Em termos de infraestrutura e serviços, o desastre nacional resultou na destruição de 12.584 casas, enquanto 74.873 ficaram danificadas. O colapso também impactou 172 prédios, 2.198 centros educacionais, 825 centros comunitários e 216 centros de saúde. Além disso, afetou 71 aquedutos, 29 margens e cinco aeroportos.
Socorristas trabalham intensamente nas cidades de Cali e Pereira, as mais atingidas pelo terremoto. Nas últimas horas, unidades caninas também se juntaram às equipes de busca, oferecendo um recurso crucial para localizar sobreviventes sob edifícios desabados.
Socorristas trabalham intensamente nas cidades de Cali e Pereira, as mais atingidas pelo terremoto na Colômbia RS/Fotos Públicas
Por exemplo, a presidente do México, Claudia Sheinbaum confirmou nesta quinta-feira que a gestão colombiana não autorizou a entrada da brigada de resgate do Exército mexicano . De acordo com ela, a Secretaria de Defesa Nacional não obteve permissão para realizar a mobilização porque as autoridades colombianas solicitaram uma certificação adicional, sem especificar qual documento seria necessário ou qual autoridade deveria emiti-lo.
“Pediram certificação por parte da Colômbia.

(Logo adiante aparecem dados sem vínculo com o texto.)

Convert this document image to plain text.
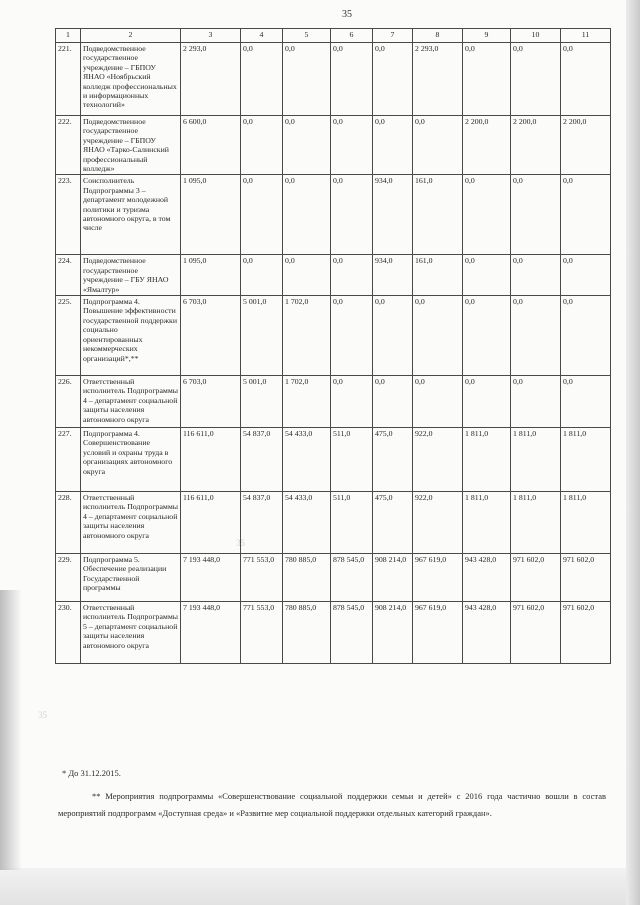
35
35
35
1	2	3	4	5	6	7	8	9	10	11
221.	Подведомственное государственное учреждение – ГБПОУ ЯНАО «Ноябрьский колледж профессиональных и информационных технологий»	2 293,0	0,0	0,0	0,0	0,0	2 293,0	0,0	0,0	0,0
222.	Подведомственное государственное учреждение – ГБПОУ ЯНАО «Тарко-Салинский профессиональный колледж»	6 600,0	0,0	0,0	0,0	0,0	0,0	2 200,0	2 200,0	2 200,0
223.	Соисполнитель Подпрограммы 3 – департамент молодежной политики и туризма автономного округа, в том числе	1 095,0	0,0	0,0	0,0	934,0	161,0	0,0	0,0	0,0
224.	Подведомственное государственное учреждение – ГБУ ЯНАО «Ямалтур»	1 095,0	0,0	0,0	0,0	934,0	161,0	0,0	0,0	0,0
225.	Подпрограмма 4. Повышение эффективности государственной поддержки социально ориентированных некоммерческих организаций*,**	6 703,0	5 001,0	1 702,0	0,0	0,0	0,0	0,0	0,0	0,0
226.	Ответственный исполнитель Подпрограммы 4 – департамент социальной защиты населения автономного округа	6 703,0	5 001,0	1 702,0	0,0	0,0	0,0	0,0	0,0	0,0
227.	Подпрограмма 4. Совершенствование условий и охраны труда в организациях автономного округа	116 611,0	54 837,0	54 433,0	511,0	475,0	922,0	1 811,0	1 811,0	1 811,0
228.	Ответственный исполнитель Подпрограммы 4 – департамент социальной защиты населения автономного округа	116 611,0	54 837,0	54 433,0	511,0	475,0	922,0	1 811,0	1 811,0	1 811,0
229.	Подпрограмма 5. Обеспечение реализации Государственной программы	7 193 448,0	771 553,0	780 885,0	878 545,0	908 214,0	967 619,0	943 428,0	971 602,0	971 602,0
230.	Ответственный исполнитель Подпрограммы 5 – департамент социальной защиты населения автономного округа	7 193 448,0	771 553,0	780 885,0	878 545,0	908 214,0	967 619,0	943 428,0	971 602,0	971 602,0
* До 31.12.2015.
** Мероприятия подпрограммы «Совершенствование социальной поддержки семьи и детей» с 2016 года частично вошли в состав мероприятий подпрограмм «Доступная среда» и «Развитие мер социальной поддержки отдельных категорий граждан».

Estão certificados, mas agora pedem outra certificação”, explicou, acrescentando que o grupo “está pronto para partir a qualquer momento”.
O governo colombiano, por meio do diretor da Unidade Nacional de Gestão de Riscos (UNGRD), David Tamayo, justificou a escolha dos países aliados, alegando que somente nações que apresentam capacidade comprovada de mobilizar equipes de busca e resgate, reconhecidas com padrão internacional de atuação, são autorizadas a participar da operação.
Por sua vez, o chanceler colombiano Omar Bula negou que o governo de De la Espriella tenha tomado decisões com base em motivos ideológicos. “Não excluímos absolutamente nenhum país. Em relação às ofertas que nos foram feitas, trabalhamos com países sem qualquer consideração ideológica ou política e aceitamos e agradecemos profundamente sua ajuda”.